At her right, she sensed rather than saw Lord Thornton’s interest; he and Cassie had been making polite conversation, but it appeared to have stalled.

“Several,” he replied. “When he brought Mr. Teague, the owner of the mine, to White’s, he turned heads, indeed. Mr. Teague is a most amiable fellow. No matter that he is not a peer. Fine business sense and a penchant for adventure saw him flush with more wealth than he knew what to do with.”

Beside her, Thornton turned to enter the conversation. “I have not heard of this Mr.
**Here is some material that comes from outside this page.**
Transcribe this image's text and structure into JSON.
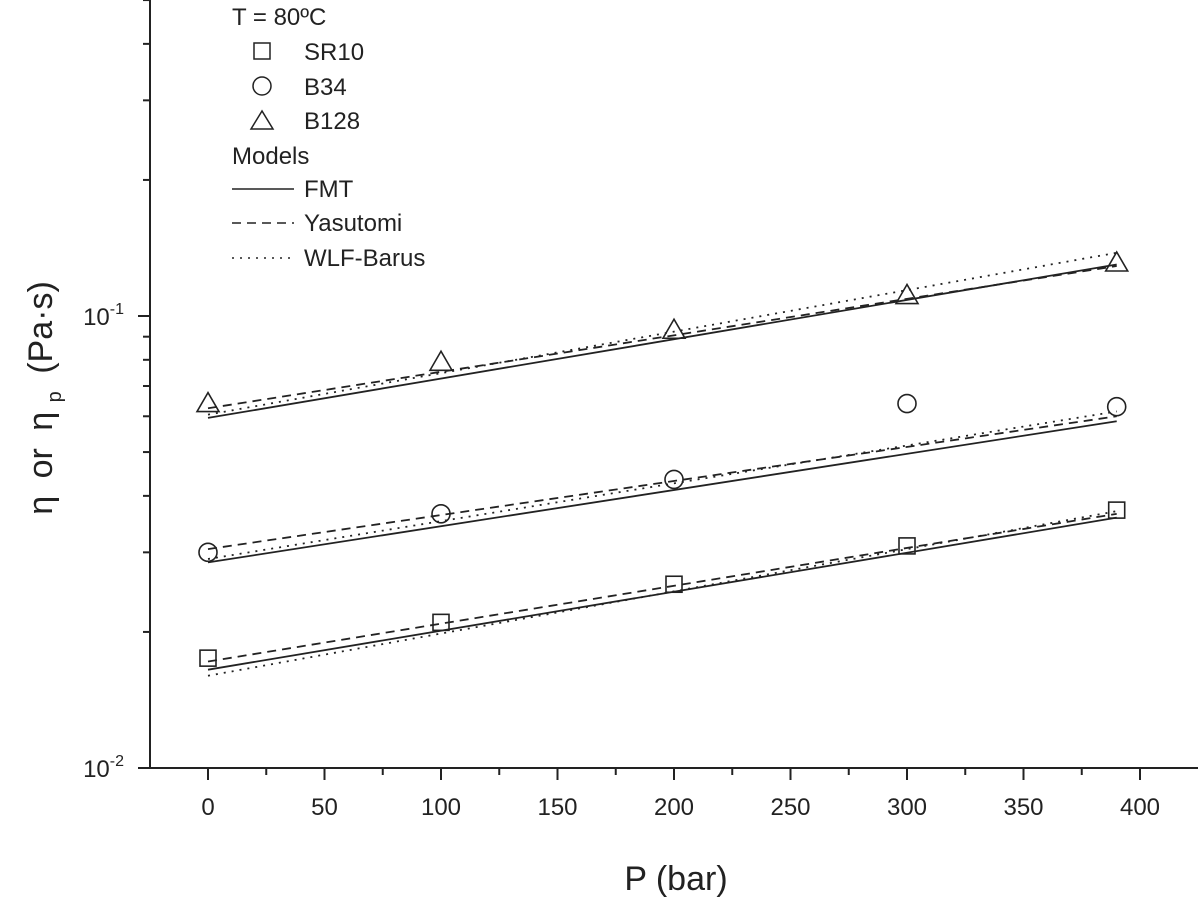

Teague. Does he hail from London?”

“Trinidad. Owns a few estates there. Sugar, you know. A trip to Brazil and a chance meeting with a local tribal elder or some such, and he discovered a lode of silver, ripe for mining.”

“I do hope this Mr. Teague is fairly compensating the villagers there,” Audrey said, her stomach curling at the thought that this man could have simply waltzed in and taken what the locals had not realized would be so profitable to them.

By Mr. Filmore’s blank expression, she presumed he had not thought about that aspect just yet. Audrey sighed and moved on, though not without first glancing toward Hugh and Lady Veronica again; she and her mother had leaned forward to confer over Hugh’s plate. Veronica’s insistence that she join his regatta crew the following day had brought on an uninvited surge of envy, which she had been trying to temper. How absurd! Hugh had declared himself to her. There was no reason to be jealous of Lady Veronica Langton.